The opening sequence of Mad Men also echoed the horror of The Falling Man, the photographs of the person isolated against the World Trade Center as he tumbles to his death on the pavement below.

I hope he jumped as one last choice of autonomy, although others have said there was no choice in the 1000 degree heat generated by burning jet fuel.

———-

It is seasonal autumn when the leaves, through abscission, are separated by their nodes from the tree stems. They fall en masse, after a hard frost; they are blown away in a stormy torrent; or flutter down on a beautiful day, pieces in the piles of color raked for jumping.

My own greatest fear is of falling. I am a leaf, uncertain when the separation will come. I use walking sticks for balance, but I have still fallen. My arthritic knees are bone-on-bone, and they are unreliable. A joint may give way unexpectedly. The disconnect between my brain and my physical action is unexpected, disconcerting.
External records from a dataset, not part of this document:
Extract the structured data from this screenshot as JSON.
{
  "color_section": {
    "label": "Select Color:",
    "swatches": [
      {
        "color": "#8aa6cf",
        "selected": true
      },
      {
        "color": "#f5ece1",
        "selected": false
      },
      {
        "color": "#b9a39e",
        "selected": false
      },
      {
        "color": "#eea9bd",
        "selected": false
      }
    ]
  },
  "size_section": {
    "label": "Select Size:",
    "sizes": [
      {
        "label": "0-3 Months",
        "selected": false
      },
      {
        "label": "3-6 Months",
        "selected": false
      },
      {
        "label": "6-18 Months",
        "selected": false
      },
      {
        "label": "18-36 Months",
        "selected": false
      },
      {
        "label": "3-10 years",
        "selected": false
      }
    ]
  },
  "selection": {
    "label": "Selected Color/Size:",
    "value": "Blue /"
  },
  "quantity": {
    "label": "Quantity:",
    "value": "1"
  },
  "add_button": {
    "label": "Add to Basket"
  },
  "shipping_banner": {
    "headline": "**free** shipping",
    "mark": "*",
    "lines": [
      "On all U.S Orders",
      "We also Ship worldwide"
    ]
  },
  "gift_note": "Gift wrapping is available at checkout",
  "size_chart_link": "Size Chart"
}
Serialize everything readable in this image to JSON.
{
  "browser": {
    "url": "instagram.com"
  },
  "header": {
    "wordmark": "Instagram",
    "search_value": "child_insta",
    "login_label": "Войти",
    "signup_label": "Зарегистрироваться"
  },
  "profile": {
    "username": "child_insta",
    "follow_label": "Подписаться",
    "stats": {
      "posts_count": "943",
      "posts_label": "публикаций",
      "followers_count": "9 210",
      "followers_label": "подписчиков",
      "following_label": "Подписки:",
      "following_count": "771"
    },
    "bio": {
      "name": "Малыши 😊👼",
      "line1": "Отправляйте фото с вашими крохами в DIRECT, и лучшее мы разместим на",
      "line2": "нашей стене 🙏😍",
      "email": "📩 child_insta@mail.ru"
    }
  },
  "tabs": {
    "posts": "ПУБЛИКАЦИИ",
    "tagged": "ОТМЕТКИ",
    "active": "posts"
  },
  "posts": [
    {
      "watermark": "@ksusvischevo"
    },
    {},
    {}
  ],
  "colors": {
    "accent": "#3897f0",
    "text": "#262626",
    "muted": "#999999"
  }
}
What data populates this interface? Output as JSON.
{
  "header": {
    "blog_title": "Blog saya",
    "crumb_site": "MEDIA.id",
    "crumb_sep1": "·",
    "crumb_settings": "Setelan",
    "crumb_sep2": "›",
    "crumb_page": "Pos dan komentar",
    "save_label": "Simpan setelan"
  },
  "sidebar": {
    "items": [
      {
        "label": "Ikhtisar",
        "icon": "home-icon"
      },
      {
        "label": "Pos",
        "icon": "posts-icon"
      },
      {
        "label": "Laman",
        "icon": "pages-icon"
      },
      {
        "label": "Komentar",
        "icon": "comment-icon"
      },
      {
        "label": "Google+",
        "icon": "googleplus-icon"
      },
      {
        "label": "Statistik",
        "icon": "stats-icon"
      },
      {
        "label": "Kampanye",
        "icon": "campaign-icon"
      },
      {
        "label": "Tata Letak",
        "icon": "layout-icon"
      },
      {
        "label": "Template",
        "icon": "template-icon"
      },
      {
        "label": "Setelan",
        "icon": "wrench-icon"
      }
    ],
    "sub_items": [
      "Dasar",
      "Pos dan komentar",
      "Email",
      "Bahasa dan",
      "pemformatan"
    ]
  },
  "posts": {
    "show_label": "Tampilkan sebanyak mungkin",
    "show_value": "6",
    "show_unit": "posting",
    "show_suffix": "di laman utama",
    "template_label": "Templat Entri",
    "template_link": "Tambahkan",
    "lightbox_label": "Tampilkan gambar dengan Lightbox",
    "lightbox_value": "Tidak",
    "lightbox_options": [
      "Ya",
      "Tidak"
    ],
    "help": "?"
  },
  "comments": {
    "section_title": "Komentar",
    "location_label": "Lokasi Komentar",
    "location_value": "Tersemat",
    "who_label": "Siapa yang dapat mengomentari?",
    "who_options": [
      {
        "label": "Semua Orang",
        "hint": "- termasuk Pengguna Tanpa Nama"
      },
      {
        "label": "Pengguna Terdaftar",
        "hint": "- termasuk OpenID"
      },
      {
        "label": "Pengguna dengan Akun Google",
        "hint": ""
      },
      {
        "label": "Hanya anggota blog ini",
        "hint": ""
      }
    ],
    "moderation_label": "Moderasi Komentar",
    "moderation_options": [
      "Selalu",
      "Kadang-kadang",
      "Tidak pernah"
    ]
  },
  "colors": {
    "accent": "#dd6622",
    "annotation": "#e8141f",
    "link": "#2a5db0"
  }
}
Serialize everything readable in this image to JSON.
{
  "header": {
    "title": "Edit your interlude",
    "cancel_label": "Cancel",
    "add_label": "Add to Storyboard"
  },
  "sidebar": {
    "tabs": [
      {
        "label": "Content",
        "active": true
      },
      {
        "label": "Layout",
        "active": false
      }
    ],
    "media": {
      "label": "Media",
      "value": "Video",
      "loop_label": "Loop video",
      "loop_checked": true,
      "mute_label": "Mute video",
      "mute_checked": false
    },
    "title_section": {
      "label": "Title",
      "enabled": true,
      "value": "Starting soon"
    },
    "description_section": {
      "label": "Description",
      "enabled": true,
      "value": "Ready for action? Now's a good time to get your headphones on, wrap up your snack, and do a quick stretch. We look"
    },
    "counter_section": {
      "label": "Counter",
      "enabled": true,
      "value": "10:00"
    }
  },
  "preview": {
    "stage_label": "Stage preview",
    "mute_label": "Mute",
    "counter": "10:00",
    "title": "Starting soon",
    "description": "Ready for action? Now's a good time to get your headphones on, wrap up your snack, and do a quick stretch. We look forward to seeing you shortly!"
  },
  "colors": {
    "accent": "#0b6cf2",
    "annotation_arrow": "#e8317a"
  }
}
I have fallen three times recently, once badly enough to bruise my cheek and my big toe and all flesh in between. I take physical therapy to regain balance and learn tricks. Walking sticks appear sportier than a cane, and there are two of them. I actually bought and used them for Nordic walking several years ago. Now they are physical necessities.

I have an appointment to schedule knee replacement surgery.

It is more fun to have a scurrilous romp or two and become a fallen woman through one’s escapades. I have been a fallen woman in the past.

I just don’t want to be a falling woman — artistic, tragic, or comic — in the future. Or as Gerard Manley Hopkins said in his poem “Spring and Fall”

Margaret are you grieving

Over Goldengrove unleaving….

It is the blight man was born for,

It is Margaret you mourn for.

Spread the love

2 Responses

  1. Diana DePugh
    | Reply

    Hi, Sharon! This is your old International friend, Diana. I am lying in bed next to my almost 80 year old husband who has been battling cancer for about 4 years. It is an exhausting fight, with victories and losses.. of strength and body parts… but we go on.

    I lost touch with you on the Journey of time, and am reaching out with love and memories of our younger years, with hair cuts and a fallen slip on a NYC street, and broken hearts and Chihuahua dogs. I treasure those memories and wish you well as we continue to discover way is around the bend. ❤

  2. SingingFrogPress
    | Reply

    I love this post Sharon. I have a constant fear of falling, because the older I get, the more unsteady I feel unless I’m on a flat paved road or sidewalk. So I really vibrate with what you’re saying here. I wish you well on scheduling knee surgery and going through the healing time. Have a wonderful Thanksgiving!